Babies should be laid down to sleep on their backs. Do not be worried that babies might be sick and choke if laid on their backs there is no evidence that this happens. Some babies who require special care or who have particular medical problems need to be nursed on their tummies. Your doctor, or health visitor, will explain why.

For babies who have been sleeping on their tummies try them on their backs or sides. They may not like the change and find it difficult to settle. If this happens then it is probably wise not to upset them by insisting on the new position. If you are at all worried then speak to your health visitor or doctor. The right sleeping position is only important until babies are able to roll themselves over in their sleep. Once they can do this it is safe to let them take whichever position they prefer.

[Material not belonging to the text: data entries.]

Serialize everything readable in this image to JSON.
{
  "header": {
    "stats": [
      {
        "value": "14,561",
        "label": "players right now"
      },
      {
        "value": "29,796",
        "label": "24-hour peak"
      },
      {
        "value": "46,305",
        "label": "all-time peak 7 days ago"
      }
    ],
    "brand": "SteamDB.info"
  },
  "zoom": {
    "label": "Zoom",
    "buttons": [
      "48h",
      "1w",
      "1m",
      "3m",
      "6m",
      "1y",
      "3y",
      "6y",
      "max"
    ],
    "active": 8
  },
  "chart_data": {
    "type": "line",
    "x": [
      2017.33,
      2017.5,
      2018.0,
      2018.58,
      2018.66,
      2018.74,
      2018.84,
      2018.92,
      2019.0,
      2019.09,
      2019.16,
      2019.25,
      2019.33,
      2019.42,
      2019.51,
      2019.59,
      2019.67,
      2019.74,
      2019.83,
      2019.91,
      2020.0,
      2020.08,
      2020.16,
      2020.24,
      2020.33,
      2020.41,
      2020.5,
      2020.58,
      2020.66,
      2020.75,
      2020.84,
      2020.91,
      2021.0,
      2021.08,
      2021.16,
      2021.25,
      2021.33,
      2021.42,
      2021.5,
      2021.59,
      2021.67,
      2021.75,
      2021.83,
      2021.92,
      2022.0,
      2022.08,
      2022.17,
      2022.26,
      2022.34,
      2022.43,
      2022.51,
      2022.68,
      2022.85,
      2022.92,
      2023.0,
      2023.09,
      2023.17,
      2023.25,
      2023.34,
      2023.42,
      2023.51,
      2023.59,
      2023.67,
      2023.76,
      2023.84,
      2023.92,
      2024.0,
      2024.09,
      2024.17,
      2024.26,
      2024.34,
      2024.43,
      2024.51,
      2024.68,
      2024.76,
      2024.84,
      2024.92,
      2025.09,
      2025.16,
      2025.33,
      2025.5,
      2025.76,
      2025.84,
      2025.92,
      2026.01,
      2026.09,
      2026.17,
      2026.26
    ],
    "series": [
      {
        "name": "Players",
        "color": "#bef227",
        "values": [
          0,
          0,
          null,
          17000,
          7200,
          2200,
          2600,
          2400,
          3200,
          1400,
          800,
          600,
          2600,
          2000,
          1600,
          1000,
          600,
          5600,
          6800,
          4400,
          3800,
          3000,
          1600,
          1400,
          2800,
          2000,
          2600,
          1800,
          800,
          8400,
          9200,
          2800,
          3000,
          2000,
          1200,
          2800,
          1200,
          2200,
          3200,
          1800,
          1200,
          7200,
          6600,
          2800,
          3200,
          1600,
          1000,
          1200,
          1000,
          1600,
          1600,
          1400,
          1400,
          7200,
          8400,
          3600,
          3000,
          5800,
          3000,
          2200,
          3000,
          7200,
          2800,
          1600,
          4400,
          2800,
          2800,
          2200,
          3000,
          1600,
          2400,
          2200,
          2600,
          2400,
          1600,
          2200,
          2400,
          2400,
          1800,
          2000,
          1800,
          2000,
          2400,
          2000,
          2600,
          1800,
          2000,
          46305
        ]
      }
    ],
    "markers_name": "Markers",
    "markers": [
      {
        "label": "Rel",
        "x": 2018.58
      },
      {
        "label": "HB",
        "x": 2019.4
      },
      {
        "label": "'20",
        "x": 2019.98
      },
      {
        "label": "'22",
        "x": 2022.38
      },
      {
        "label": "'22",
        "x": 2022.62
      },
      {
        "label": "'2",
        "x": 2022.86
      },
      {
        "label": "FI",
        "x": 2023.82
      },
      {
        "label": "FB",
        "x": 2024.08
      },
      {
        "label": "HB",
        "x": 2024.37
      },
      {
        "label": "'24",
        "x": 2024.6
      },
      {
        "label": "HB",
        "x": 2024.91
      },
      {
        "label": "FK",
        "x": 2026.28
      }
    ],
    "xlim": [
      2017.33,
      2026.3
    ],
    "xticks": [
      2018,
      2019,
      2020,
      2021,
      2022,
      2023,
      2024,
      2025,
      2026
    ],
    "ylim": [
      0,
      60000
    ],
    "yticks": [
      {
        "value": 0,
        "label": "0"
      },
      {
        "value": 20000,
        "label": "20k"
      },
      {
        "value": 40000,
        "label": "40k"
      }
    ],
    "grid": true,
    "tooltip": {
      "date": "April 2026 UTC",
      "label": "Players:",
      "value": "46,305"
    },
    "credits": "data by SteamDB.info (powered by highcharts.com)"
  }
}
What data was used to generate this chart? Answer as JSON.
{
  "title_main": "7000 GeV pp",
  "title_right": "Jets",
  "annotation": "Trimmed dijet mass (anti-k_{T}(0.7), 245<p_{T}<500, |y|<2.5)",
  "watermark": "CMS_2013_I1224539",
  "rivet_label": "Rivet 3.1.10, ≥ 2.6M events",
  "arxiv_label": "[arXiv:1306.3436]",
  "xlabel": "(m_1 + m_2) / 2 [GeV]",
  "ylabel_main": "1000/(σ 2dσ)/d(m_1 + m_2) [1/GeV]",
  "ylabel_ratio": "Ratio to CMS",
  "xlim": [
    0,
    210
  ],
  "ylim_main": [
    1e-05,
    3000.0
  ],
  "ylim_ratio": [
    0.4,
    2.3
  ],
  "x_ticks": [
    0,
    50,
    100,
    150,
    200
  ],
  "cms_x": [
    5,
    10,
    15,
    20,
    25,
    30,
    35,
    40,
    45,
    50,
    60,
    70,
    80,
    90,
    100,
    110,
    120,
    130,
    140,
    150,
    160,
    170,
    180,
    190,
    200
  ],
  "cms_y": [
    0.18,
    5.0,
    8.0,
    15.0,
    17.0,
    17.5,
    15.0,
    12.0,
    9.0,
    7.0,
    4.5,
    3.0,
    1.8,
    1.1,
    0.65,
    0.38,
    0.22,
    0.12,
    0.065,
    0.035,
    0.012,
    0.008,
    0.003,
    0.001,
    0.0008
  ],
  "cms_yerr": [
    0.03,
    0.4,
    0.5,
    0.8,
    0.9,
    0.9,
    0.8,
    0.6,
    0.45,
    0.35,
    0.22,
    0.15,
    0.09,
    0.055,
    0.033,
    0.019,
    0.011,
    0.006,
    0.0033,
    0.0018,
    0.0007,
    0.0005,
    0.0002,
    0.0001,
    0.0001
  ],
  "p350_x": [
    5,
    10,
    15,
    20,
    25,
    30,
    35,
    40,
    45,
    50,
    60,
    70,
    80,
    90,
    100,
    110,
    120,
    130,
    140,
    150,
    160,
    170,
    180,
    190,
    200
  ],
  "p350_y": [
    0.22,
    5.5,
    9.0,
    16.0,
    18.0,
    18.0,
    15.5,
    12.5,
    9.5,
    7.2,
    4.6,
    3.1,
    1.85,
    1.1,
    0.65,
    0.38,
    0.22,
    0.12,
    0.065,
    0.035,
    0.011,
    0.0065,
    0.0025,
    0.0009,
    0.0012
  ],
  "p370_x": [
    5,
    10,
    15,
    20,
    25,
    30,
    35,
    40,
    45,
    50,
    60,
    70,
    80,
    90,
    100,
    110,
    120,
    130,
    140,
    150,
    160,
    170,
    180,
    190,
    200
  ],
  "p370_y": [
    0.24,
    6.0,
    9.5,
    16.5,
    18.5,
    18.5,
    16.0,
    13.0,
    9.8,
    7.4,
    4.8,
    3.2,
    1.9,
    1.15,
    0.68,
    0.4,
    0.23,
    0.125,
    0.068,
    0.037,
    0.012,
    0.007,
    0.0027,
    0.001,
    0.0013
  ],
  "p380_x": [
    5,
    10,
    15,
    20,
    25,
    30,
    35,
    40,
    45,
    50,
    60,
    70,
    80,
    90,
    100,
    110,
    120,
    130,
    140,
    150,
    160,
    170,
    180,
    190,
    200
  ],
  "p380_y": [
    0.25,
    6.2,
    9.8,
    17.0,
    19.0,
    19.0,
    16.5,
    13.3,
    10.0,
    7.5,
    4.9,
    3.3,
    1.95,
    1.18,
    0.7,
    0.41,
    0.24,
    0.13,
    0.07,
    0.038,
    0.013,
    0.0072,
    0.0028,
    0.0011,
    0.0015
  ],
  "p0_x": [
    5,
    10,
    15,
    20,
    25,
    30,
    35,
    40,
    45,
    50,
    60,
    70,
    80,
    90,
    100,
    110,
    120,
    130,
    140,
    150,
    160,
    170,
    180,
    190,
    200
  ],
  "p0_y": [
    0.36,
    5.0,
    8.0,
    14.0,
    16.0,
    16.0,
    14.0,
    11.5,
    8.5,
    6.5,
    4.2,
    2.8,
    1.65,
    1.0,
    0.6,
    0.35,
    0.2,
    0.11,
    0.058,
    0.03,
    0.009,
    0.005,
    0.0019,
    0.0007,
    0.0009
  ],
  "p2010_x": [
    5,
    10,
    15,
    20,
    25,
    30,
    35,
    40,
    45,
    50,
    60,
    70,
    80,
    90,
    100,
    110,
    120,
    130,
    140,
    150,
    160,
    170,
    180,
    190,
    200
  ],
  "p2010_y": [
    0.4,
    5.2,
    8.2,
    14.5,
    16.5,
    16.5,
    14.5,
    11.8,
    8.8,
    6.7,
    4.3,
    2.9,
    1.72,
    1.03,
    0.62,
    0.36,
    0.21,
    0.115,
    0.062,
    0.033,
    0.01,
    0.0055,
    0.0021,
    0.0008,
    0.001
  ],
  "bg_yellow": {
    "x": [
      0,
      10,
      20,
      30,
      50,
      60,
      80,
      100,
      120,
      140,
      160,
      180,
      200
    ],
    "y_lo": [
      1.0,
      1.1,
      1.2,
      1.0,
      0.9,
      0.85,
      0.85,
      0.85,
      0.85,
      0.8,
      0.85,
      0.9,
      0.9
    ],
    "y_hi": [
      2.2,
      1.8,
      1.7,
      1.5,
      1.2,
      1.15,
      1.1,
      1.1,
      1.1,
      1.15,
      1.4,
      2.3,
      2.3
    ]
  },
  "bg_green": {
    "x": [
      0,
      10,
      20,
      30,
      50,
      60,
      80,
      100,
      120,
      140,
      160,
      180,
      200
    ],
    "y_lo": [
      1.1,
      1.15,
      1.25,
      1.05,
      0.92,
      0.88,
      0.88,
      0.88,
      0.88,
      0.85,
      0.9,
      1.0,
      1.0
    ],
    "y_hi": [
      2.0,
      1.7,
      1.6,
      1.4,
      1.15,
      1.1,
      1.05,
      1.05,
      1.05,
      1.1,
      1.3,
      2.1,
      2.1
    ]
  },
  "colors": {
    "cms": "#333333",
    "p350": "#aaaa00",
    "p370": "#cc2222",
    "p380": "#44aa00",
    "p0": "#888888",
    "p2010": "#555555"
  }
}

Babies should be kept warm, but they must not be allowed to get too warm. Keep the temperature in the baby's room so that you can feel comfortable in it. Use light weight blankets which you can add to, or take away according to the room temperature. Do not use a duvet or baby nest which can be too warm and can easily cover a baby's head. All bedding should have a British Standard Safety Mark on it.

Recommended Developmental Reviews

Health and development checks are usually done by the family doctor and the health visitor. Young children should be seen at 6-8 weeks; 6-9 months; 18-24 months and then at 36-48 months. Sometimes the regular developmental review is included when the child has a statutory medical examination. Foster Carers should check that this is the case. Parents need to be consulted about these reviews and may wish to be present or take the child.

Milestones: Infants aged 0-1 years, 1-2 years

Babies develop according to a recognized pattern. Milestones are the ages at which a child first smiles, sits, crawls, walks, etc. It is a good idea to keep a record of when Milestones are reached. This information may be very helpful when assessing a child's development. It is also of interest to the child as he or she grows up and may be included in the Life Story Materials. The personal child health record, as issued by Health Trusts, includes the times of developmental reviews.